Comunicado do FC Porto


No futebol português há umas regras para todos os clubes e uma bolha de excepção para o Benfica, que permite ao clube viver em permanente regime alternativo, submetendo-se às regras e aos regulamentos da forma que lhe apetece e mais convém. Isto acontece devido à cumplicidade de várias entidades, desportivas e não desportivas, mas agora atingimos um nível de sublimação com o presidente do clube a afirmar sem se rir que desconhece a existência de claques no clube.
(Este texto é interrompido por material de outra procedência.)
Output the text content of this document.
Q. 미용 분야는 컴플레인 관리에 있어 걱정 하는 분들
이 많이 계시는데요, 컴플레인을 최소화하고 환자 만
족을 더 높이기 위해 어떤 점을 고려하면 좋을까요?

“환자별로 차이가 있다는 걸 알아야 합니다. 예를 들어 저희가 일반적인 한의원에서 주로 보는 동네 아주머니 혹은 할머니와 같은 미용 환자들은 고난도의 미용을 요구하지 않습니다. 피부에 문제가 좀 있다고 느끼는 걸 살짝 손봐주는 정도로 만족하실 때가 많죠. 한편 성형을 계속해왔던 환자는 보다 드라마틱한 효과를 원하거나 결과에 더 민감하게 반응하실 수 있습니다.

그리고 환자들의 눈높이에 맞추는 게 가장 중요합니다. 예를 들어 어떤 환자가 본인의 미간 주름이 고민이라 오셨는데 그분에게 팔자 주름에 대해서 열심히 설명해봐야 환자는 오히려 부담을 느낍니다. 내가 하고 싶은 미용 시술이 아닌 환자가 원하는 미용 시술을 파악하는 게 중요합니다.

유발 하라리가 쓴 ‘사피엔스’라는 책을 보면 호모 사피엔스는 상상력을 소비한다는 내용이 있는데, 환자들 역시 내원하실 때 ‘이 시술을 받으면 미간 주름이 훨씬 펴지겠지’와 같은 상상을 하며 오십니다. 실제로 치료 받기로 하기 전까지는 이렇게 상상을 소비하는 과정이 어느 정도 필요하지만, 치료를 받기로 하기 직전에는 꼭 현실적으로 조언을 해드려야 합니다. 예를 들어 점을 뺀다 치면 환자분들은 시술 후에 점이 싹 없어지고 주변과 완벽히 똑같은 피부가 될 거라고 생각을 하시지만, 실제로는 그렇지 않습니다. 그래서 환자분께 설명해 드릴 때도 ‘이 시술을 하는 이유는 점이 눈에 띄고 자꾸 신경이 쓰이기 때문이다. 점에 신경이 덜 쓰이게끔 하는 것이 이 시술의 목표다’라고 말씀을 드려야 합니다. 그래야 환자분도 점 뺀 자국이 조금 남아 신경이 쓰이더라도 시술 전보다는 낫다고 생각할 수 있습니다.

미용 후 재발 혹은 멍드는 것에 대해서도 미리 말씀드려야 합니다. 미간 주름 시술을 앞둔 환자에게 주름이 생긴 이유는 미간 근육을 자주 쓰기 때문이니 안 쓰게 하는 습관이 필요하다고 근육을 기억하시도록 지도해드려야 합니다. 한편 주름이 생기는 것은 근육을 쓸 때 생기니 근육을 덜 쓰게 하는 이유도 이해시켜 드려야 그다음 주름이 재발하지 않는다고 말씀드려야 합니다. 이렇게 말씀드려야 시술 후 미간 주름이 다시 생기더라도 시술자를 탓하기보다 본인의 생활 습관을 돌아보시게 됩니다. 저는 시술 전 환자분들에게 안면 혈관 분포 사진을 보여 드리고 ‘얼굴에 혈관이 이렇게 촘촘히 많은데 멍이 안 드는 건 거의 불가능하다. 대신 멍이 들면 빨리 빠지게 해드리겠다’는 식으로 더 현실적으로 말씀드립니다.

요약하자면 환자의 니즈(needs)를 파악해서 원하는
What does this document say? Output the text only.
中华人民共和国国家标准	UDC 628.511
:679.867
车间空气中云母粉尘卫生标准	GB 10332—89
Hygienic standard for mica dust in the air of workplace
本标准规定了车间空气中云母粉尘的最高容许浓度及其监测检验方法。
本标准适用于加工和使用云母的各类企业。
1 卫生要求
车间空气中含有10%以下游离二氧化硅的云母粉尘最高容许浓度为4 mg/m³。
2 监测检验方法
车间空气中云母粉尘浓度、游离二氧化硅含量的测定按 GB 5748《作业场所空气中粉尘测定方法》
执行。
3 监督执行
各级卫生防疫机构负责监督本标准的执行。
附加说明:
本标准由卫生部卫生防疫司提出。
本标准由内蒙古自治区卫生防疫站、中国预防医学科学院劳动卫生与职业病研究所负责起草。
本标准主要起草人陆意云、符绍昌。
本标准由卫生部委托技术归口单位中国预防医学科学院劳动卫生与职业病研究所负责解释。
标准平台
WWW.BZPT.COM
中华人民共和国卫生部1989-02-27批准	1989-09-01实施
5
Mais do que uma forma ardilosa de procurar eximir-se às responsabilidades de apoiar duas claques ilegais, como são os No Name e os Diabos Vermelhos, Luís Filipe Vieira goza com todos os adeptos de futebol, com as autoridades desportivas e com a polícia, que ainda na última época levantou dezenas de autos devido a incidentes protagonizados pelas duas claques. Aliás, esta situação é conhecida ao mais alto nível, designadamente pelo primeiro-ministro e outros membros do governo, que nos últimos anos assistem a jogos no Estádio da Luz.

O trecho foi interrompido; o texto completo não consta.